Anaphase is the shortest phase of mitosis. The beginning of anaphase is observed microscopically when the synapsed sister-chromatids separate simultaneously, and begin migrating to the opposite cellular poles. During anaphase, longer chromosomes often appear V-shaped or J-shaped, as if the chromosomes were being dragged by their centromeres, with the arms lagging behind.

Anaphase results in two compact bundles of chromosomes at opposite poles of the parent cell.

 
Early anaphase


Late Anaphase


Images from Yaping Wang and Brian Fristensky, University of Manitoba.
  
kinetochore fibers
- spindles attached to kinetochore
.

polar fibers - spindles interdigitated with spindles from opposite poles.


1. Poleward movement of chromosomes (anaphase A) is powered by microtubule depolymerization.

Begins with a splitting of the kinetochore, releasing the tension and allowing chromosomes to "dangle" at the ends of their respective spindles.  Depolymerazition of microtubules at the kinetochores causes sister chromatids separate into independent chromosomes.  Depolymerization provides energy for chromosome movement.

DEMONSTRATION THAT CHROMOSOMES MOVE POLEWARD ALONG STATIONARY KINETOCHORE MICROTUBULES [
Adapted from G. J. Gorbsky, P. J. Sammak, and G. Borisy, 1987, J. Cell Biol. 104:9; and G. J. Gorbsky, P. J. Sammak, and G. Borisy, 1988, J. Cell Biol. 106:1185.]
The experiment shown above verifies this model. At top, cells have been labeled with fluorescently-tagged tubulin proteins, so that microtubules (eg. spindle fibers) fluoresce red in UV microscopy. A laser is used to bleach part of the spindle in metaphase cells, so that the bleached spot will not fluoresce.  During anaphase, the distance from the chromosomes to the bleached spots decreases, while the distance from the centrioles to the bleached spots remains constant. This suggests that the kinetochore spindle fibers are shortening due to depolymerization at the kinetochore.


 

2. Separation of the poles (anaphase B) involves sliding of adjacent microtubules, requiring ATP

A second set of spindle fibers, called "polar fibers", are not attached to the kinetochore. Rather they are interdigitated with each other. That is, one polar fiber from one centrosome polymerizes until it overlaps a fiber from the opposite pole.

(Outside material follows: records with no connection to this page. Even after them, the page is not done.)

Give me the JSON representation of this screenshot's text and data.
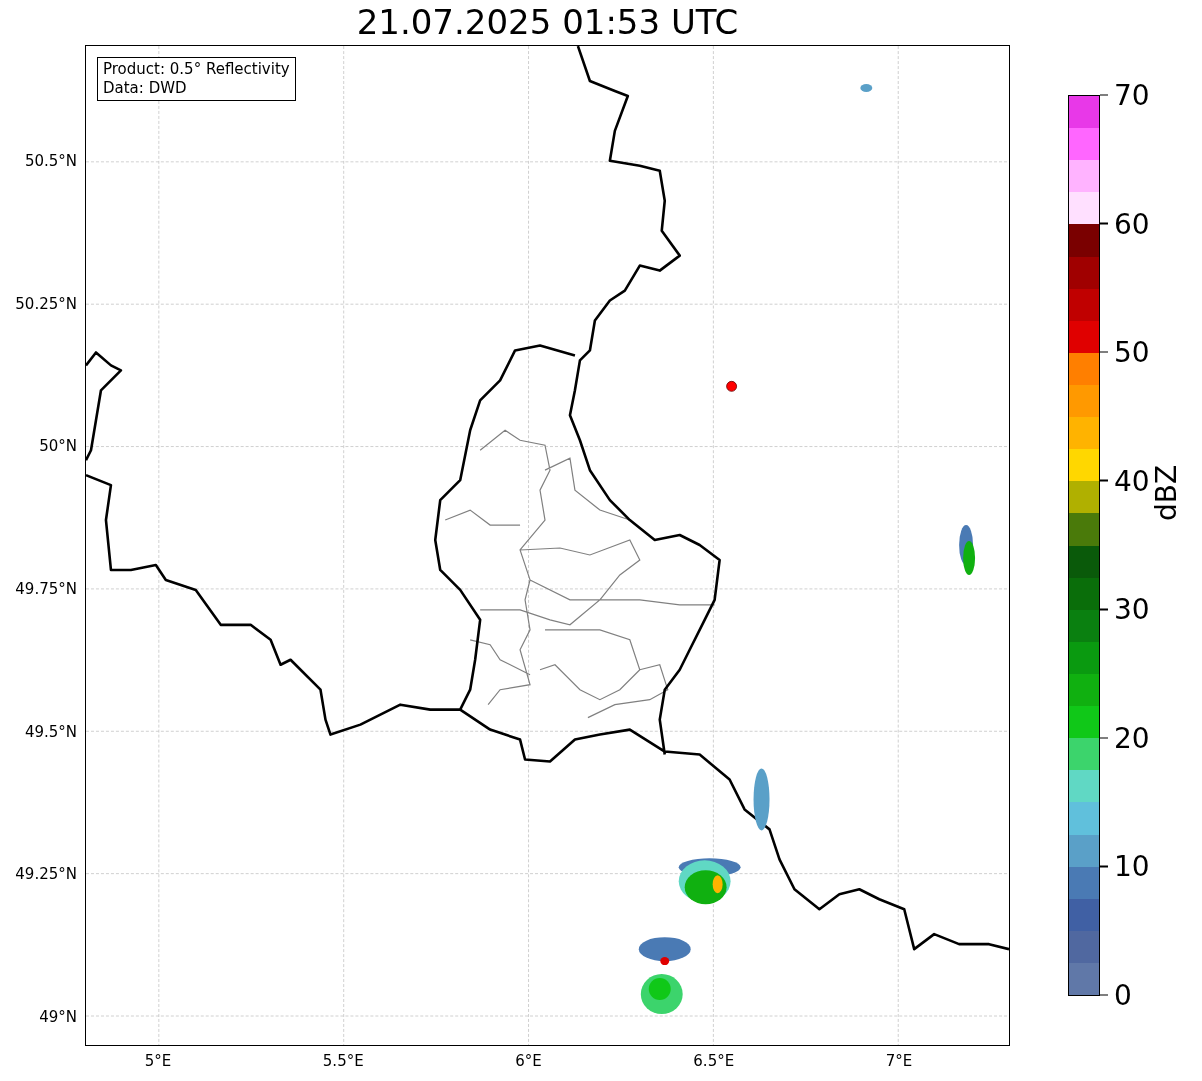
{
  "title": "21.07.2025 01:53 UTC",
  "info_box": [
    "Product: 0.5° Reflectivity",
    "Data: DWD"
  ],
  "map": {
    "y_ticks": [
      "50.5°N",
      "50.25°N",
      "50°N",
      "49.75°N",
      "49.5°N",
      "49.25°N",
      "49°N"
    ],
    "x_ticks": [
      "5°E",
      "5.5°E",
      "6°E",
      "6.5°E",
      "7°E"
    ]
  },
  "colorbar": {
    "label": "dBZ",
    "ticks": [
      "70",
      "60",
      "50",
      "40",
      "30",
      "20",
      "10",
      "0"
    ],
    "bins": [
      {
        "color": "#e838e8"
      },
      {
        "color": "#ff66ff"
      },
      {
        "color": "#ffb3ff"
      },
      {
        "color": "#ffe0ff"
      },
      {
        "color": "#7a0000"
      },
      {
        "color": "#a00000"
      },
      {
        "color": "#c00000"
      },
      {
        "color": "#e00000"
      },
      {
        "color": "#ff7f00"
      },
      {
        "color": "#ff9900"
      },
      {
        "color": "#ffb300"
      },
      {
        "color": "#ffd700"
      },
      {
        "color": "#b0b000"
      },
      {
        "color": "#4a7a0a"
      },
      {
        "color": "#0a5a0a"
      },
      {
        "color": "#0a6e0a"
      },
      {
        "color": "#0a8010"
      },
      {
        "color": "#0a9a10"
      },
      {
        "color": "#10b010"
      },
      {
        "color": "#10c818"
      },
      {
        "color": "#3cd46c"
      },
      {
        "color": "#60d8c4"
      },
      {
        "color": "#60c0dc"
      },
      {
        "color": "#5aa0c8"
      },
      {
        "color": "#4a7ab4"
      },
      {
        "color": "#4060a4"
      },
      {
        "color": "#5068a0"
      },
      {
        "color": "#6078a8"
      }
    ]
  }
}
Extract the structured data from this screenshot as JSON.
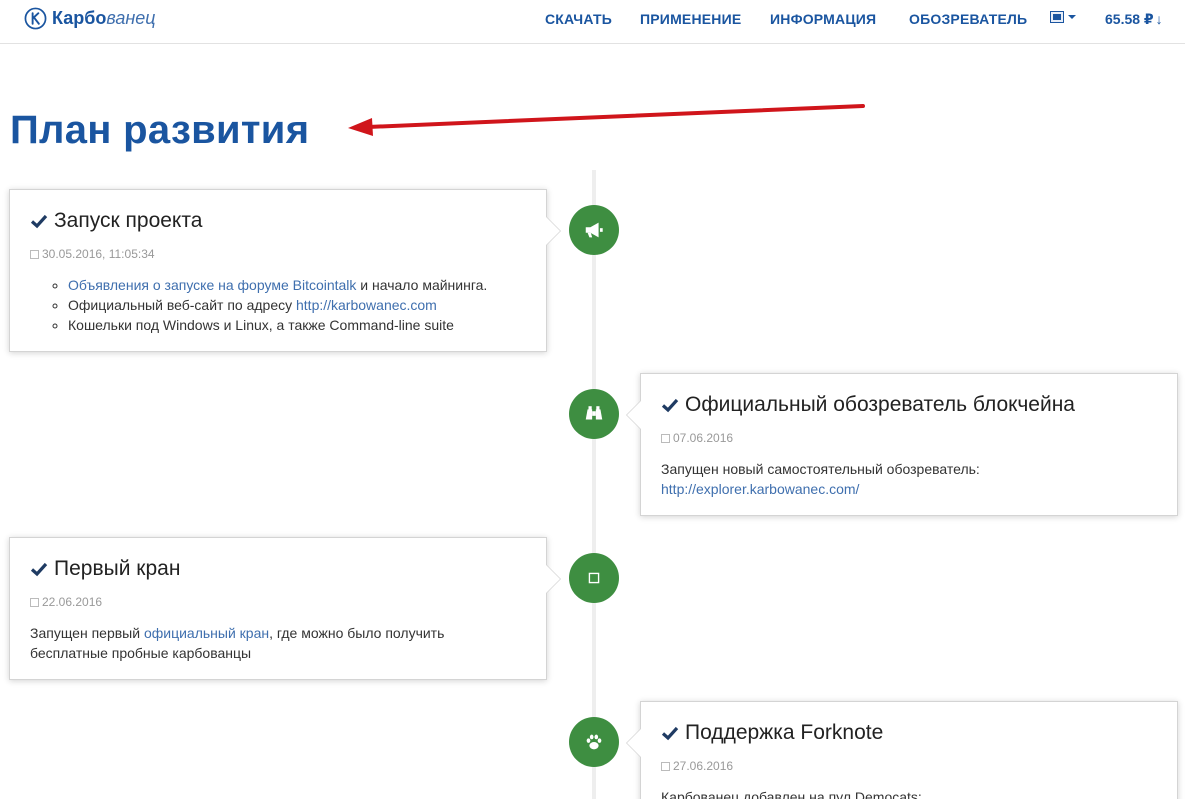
{
  "brand": {
    "bold": "Карбо",
    "italic": "ванец"
  },
  "nav": {
    "download": "СКАЧАТЬ",
    "usage": "ПРИМЕНЕНИЕ",
    "info": "ИНФОРМАЦИЯ",
    "explorer": "ОБОЗРЕВАТЕЛЬ",
    "price": "65.58 ₽",
    "price_arrow": "↓"
  },
  "page": {
    "title": "План развития"
  },
  "colors": {
    "brand": "#1a55a0",
    "link": "#3f6fae",
    "icon_bg": "#3e8e41",
    "annotation_arrow": "#d0151b"
  },
  "timeline": [
    {
      "icon": "megaphone-icon",
      "title": "Запуск проекта",
      "date": "30.05.2016, 11:05:34",
      "bullets": [
        {
          "link": "Объявления о запуске на форуме Bitcointalk",
          "text": " и начало майнинга."
        },
        {
          "text": "Официальный веб-сайт по адресу ",
          "link": "http://karbowanec.com"
        },
        {
          "text": "Кошельки под Windows и Linux, а также Command-line suite"
        }
      ]
    },
    {
      "icon": "binoculars-icon",
      "title": "Официальный обозреватель блокчейна",
      "date": "07.06.2016",
      "text": "Запущен новый самостоятельный обозреватель:",
      "link": "http://explorer.karbowanec.com/"
    },
    {
      "icon": "faucet-icon",
      "title": "Первый кран",
      "date": "22.06.2016",
      "text_before": "Запущен первый ",
      "link": "официальный кран",
      "text_after": ", где можно было получить бесплатные пробные карбованцы"
    },
    {
      "icon": "paw-icon",
      "title": "Поддержка Forknote",
      "date": "27.06.2016",
      "text": "Карбованец добавлен на пул Democats:"
    }
  ]
}
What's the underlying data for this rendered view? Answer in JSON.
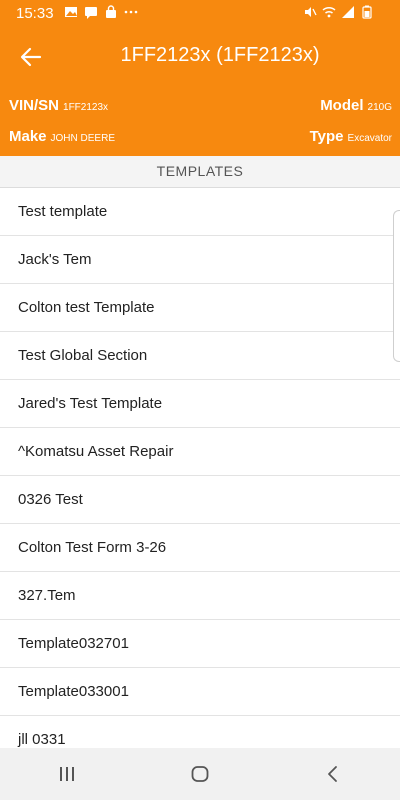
{
  "status_bar": {
    "time": "15:33",
    "left_icons": [
      "image-icon",
      "message-icon",
      "shopping-bag-icon",
      "more-dots-icon"
    ],
    "right_icons": [
      "mute-icon",
      "wifi-icon",
      "signal-icon",
      "battery-icon"
    ]
  },
  "header": {
    "title": "1FF2123x (1FF2123x)",
    "vin_label": "VIN/SN",
    "vin_value": "1FF2123x",
    "model_label": "Model",
    "model_value": "210G",
    "make_label": "Make",
    "make_value": "JOHN DEERE",
    "type_label": "Type",
    "type_value": "Excavator"
  },
  "templates_header": "TEMPLATES",
  "templates": [
    "Test template",
    "Jack's Tem",
    "Colton test Template",
    "Test Global Section",
    "Jared's Test Template",
    "^Komatsu Asset Repair",
    "0326 Test",
    "Colton Test Form 3-26",
    "327.Tem",
    "Template032701",
    "Template033001",
    "jll 0331"
  ],
  "colors": {
    "accent": "#F7890F",
    "nav_bar": "#f1f1f1"
  }
}
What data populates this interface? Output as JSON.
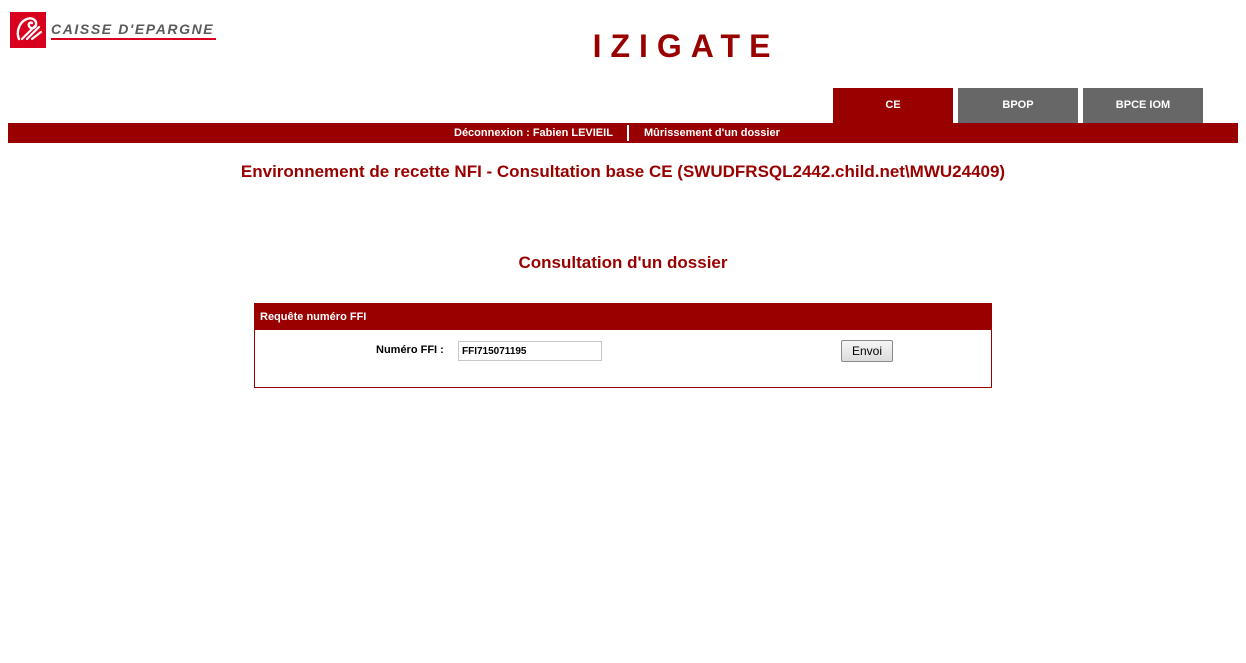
{
  "brand": {
    "logo_text": "CAISSE D'EPARGNE",
    "color": "#d8001c"
  },
  "app": {
    "title": "IZIGATE",
    "accent_color": "#990000"
  },
  "tabs": [
    {
      "label": "CE",
      "active": true
    },
    {
      "label": "BPOP",
      "active": false
    },
    {
      "label": "BPCE IOM",
      "active": false
    }
  ],
  "nav": {
    "logout_label": "Déconnexion : Fabien LEVIEIL",
    "maturation_label": "Mûrissement d'un dossier"
  },
  "environment_title": "Environnement de recette NFI - Consultation base CE (SWUDFRSQL2442.child.net\\MWU24409)",
  "page_title": "Consultation d'un dossier",
  "form": {
    "header": "Requête numéro FFI",
    "field_label": "Numéro FFI :",
    "field_value": "FFI715071195",
    "submit_label": "Envoi"
  }
}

At the end of anaphase, the spindle fibres converge at the pole and the chromosomes are jammed together. Polymerization of + ends of polar fibers push the poles apart, bring the chromosomes with them.



E) Telophase

Telophase starts when chromosomes reach opposite poles and form a dense chromatid boll. It is the termination of mitosis and is the most difficult stage to study cytogenetically because the chromosomes are so jammed together that it is difficult to see the details.

During telophase the nuclear envelope is reconstituted from vesicles leftover from the parent nucleus, and chromosomes begin to decondense.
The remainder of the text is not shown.